Le Président du Comité a souligné qu’en plus des problèmes nés de la présence des combattants étrangers en Iraq et en Syrie, il faut ajouter ceux découlant de leur retour dans leur pays ou de leur départ vers d’autres théâtres de conflit.  Le Président a aussi attiré l’attention sur les risques inhérents à la libération des combattants étrangers détenus en prison.  Fort de ce constat, le Comité, a indiqué son Président, entend tenir une réunion spéciale sur la mise à jour des Principes directeurs de Madrid relatifs aux combattants terroristes étrangers.  De même, la Direction exécutive du Comité collabore avec les États Membres et les organisations pertinentes telles que l’Organisation de l’aviation civile internationale (OACI), afin de contribuer à la mise en œuvre du système de renseignements préalables concernant les voyageurs (RPCV) et de promouvoir le recours à la biométrie pour identifier les terroristes.  À ce propos, le Président a attiré l’attention sur le document que vient de publier l’Équipe spéciale de lutte contre le terrorisme (CTITF) des Nations Unies, sur les meilleures pratiques dans l’utilisation et le partage des données biométriques. 

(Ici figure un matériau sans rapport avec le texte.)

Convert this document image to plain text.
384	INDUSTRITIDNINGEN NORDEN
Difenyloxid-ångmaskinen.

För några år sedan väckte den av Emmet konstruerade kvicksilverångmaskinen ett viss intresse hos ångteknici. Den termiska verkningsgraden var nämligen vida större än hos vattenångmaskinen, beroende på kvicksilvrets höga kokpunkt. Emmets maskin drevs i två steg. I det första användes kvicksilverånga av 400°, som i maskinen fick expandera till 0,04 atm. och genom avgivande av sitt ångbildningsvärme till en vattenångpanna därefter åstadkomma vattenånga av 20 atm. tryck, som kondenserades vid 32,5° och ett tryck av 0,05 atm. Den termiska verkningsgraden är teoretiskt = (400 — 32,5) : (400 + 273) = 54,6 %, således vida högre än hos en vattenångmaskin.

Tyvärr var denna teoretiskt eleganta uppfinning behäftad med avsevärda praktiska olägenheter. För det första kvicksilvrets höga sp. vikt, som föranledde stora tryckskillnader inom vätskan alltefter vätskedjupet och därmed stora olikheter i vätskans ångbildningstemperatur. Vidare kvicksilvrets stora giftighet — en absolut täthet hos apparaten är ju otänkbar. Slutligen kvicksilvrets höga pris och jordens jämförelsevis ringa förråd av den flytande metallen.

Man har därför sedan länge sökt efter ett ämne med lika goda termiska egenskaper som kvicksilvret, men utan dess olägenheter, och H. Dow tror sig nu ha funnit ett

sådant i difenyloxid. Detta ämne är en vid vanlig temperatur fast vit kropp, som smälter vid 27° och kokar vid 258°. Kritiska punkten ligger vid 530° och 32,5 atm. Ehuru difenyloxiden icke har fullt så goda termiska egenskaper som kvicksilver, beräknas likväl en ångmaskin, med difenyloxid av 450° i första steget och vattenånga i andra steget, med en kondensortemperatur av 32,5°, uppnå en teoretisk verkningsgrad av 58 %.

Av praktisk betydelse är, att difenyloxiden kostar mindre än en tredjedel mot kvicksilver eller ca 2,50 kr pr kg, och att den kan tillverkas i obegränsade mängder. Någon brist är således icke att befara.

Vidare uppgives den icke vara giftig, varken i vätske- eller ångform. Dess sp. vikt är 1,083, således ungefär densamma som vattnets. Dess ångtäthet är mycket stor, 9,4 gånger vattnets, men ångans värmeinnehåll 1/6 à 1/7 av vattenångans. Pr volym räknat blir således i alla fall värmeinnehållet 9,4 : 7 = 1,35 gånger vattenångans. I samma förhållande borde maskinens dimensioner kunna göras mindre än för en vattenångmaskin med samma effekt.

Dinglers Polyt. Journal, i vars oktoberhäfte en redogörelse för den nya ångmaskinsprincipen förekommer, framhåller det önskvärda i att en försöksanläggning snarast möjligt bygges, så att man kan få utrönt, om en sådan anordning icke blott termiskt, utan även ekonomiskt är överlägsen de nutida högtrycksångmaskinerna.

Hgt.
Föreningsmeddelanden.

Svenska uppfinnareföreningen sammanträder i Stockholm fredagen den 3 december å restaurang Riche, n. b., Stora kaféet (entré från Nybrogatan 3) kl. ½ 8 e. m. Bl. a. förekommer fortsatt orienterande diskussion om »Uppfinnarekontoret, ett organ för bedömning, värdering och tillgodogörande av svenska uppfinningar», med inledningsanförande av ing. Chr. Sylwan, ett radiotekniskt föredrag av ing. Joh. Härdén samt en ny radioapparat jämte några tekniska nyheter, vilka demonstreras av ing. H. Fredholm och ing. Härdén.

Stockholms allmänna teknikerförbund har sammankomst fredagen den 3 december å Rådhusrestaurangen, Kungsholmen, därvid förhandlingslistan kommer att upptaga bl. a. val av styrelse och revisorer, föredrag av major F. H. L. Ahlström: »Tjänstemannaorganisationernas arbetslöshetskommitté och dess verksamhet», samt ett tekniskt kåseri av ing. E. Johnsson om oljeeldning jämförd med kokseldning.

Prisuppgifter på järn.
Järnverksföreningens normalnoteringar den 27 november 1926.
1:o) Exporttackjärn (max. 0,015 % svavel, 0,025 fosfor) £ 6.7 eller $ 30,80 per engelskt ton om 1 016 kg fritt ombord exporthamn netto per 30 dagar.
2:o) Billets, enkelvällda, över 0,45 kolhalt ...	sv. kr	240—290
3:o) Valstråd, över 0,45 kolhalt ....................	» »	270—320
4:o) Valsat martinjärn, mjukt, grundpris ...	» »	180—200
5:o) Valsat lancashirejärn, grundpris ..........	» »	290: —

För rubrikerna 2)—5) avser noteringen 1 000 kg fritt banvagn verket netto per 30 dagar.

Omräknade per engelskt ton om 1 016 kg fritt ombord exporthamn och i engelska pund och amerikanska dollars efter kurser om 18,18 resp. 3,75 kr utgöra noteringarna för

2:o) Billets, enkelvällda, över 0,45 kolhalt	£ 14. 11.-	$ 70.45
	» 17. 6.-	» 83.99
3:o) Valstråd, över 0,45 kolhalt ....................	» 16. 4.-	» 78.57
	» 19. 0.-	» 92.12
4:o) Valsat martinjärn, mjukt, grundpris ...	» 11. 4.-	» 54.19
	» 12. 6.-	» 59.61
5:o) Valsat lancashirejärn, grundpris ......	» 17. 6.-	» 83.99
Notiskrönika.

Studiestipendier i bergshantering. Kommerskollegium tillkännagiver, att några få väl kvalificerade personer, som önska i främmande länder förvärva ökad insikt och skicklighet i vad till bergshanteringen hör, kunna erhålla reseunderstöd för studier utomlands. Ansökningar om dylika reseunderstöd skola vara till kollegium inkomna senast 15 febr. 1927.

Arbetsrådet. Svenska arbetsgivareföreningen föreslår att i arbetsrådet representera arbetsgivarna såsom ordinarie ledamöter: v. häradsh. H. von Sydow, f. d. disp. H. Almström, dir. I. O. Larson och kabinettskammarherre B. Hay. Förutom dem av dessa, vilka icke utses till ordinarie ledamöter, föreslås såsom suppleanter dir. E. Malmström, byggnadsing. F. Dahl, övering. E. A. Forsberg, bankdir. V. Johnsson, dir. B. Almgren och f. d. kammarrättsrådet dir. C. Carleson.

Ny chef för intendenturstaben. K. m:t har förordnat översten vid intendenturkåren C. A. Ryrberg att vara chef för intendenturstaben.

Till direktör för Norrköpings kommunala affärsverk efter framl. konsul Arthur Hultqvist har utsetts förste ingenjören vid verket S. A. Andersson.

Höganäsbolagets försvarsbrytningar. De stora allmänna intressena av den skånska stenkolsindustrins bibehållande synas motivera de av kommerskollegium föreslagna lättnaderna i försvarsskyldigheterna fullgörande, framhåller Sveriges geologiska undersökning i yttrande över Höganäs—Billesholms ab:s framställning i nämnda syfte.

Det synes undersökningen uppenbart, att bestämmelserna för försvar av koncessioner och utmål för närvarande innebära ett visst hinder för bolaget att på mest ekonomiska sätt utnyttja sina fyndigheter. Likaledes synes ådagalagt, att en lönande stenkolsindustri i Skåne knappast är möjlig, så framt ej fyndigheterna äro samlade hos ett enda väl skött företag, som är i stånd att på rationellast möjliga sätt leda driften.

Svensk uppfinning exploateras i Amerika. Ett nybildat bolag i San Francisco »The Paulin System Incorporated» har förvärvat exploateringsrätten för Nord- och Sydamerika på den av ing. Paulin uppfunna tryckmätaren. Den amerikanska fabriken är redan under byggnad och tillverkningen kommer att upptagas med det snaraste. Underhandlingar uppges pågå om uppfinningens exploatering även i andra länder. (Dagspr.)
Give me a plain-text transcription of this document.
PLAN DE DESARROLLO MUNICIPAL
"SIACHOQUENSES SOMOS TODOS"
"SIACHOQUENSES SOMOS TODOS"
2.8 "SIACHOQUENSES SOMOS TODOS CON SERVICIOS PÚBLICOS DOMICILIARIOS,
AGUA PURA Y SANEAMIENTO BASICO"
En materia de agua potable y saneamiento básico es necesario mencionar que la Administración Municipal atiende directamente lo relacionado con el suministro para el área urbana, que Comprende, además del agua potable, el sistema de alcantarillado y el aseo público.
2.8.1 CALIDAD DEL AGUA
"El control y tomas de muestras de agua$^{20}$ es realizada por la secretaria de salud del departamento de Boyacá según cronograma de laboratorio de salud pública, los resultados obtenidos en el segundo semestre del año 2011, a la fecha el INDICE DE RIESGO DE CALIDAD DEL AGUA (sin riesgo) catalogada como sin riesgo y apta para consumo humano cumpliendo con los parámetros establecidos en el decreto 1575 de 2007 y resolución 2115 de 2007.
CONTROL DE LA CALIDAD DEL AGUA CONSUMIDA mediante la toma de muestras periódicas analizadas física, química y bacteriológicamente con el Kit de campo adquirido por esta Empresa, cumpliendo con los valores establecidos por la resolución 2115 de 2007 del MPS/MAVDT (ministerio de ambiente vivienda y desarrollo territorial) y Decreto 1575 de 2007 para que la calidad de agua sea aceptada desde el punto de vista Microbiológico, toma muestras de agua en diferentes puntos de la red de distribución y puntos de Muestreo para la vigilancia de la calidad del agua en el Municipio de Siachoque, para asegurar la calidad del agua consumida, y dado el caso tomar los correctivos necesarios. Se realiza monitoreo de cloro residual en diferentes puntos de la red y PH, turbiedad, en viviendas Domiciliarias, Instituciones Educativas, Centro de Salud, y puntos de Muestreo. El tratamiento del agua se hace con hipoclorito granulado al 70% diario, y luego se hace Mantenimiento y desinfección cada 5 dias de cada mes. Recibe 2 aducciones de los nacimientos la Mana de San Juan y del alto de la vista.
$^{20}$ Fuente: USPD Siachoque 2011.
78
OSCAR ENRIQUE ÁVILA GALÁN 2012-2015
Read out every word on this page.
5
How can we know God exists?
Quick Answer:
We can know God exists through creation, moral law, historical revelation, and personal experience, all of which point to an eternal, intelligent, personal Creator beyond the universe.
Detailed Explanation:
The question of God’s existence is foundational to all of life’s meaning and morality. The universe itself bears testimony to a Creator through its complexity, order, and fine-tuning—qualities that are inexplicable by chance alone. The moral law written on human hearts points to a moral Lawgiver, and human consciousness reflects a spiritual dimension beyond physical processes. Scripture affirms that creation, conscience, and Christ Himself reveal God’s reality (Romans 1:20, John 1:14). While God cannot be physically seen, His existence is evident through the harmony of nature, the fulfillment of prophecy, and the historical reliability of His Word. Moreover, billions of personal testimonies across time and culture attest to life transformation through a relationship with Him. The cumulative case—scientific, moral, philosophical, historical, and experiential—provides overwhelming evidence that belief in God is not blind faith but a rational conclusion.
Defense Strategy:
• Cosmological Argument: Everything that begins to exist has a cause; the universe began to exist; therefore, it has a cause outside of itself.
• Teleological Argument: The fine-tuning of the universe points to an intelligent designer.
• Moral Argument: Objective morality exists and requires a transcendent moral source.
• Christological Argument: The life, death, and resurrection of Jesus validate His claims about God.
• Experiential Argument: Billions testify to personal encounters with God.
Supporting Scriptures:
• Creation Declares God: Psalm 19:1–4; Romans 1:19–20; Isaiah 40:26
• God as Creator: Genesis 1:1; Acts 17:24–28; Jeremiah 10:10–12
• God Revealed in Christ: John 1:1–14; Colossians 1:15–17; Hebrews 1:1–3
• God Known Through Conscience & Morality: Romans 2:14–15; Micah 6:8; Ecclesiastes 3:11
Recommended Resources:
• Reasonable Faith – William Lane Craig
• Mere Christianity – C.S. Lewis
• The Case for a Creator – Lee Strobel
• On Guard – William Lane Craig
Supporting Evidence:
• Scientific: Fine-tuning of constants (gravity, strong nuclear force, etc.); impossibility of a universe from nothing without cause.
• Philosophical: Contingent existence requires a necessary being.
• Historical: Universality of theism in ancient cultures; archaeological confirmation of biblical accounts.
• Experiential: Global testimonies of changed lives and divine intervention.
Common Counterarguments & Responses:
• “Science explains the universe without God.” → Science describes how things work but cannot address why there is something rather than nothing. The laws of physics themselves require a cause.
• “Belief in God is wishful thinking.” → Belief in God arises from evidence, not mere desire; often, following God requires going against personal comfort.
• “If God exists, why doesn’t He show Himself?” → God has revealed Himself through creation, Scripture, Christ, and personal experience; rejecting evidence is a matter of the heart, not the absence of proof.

La Direction exécutive soutient aussi le développement de stratégies globales pour les poursuites judiciaires, la réhabilitation et la réintégration d’anciens terroristes, y compris dans le bassin du lac Tchad, tout en étudiant la question des preuves et des défis juridictionnels qui empêche la poursuite en justice des combattants étrangers qui sont rentrés chez eux.  La Direction a mené 13 visites d’évaluation dans différents pays et le Comité a déjà reçu l’accord du Mali et l’Arabie saoudite pour de prochaines visites et compte se rendre en Finlande et au Royaume-Uni, en 2019. 

M. Meza-Cuadra a en outre indiqué que son Comité est inquiet de l’impact du terrorisme sur les enfants et du rôle des femmes dans les groupes terroristes, comme victimes mais aussi auteurs ou facilitatrices d’actes terroristes.  Le Président s’est attardé sur plusieurs activités de sa Direction exécutive dont une réunion au mois de mai dernier sur la lutte contre la propagande terroriste et la manipulation d’Internet.  La Direction exécutive a aussi participé à la Conférence internationale intitulée « pas d’argent pour la terreur » qui a eu lieu en avril dernier à Paris. 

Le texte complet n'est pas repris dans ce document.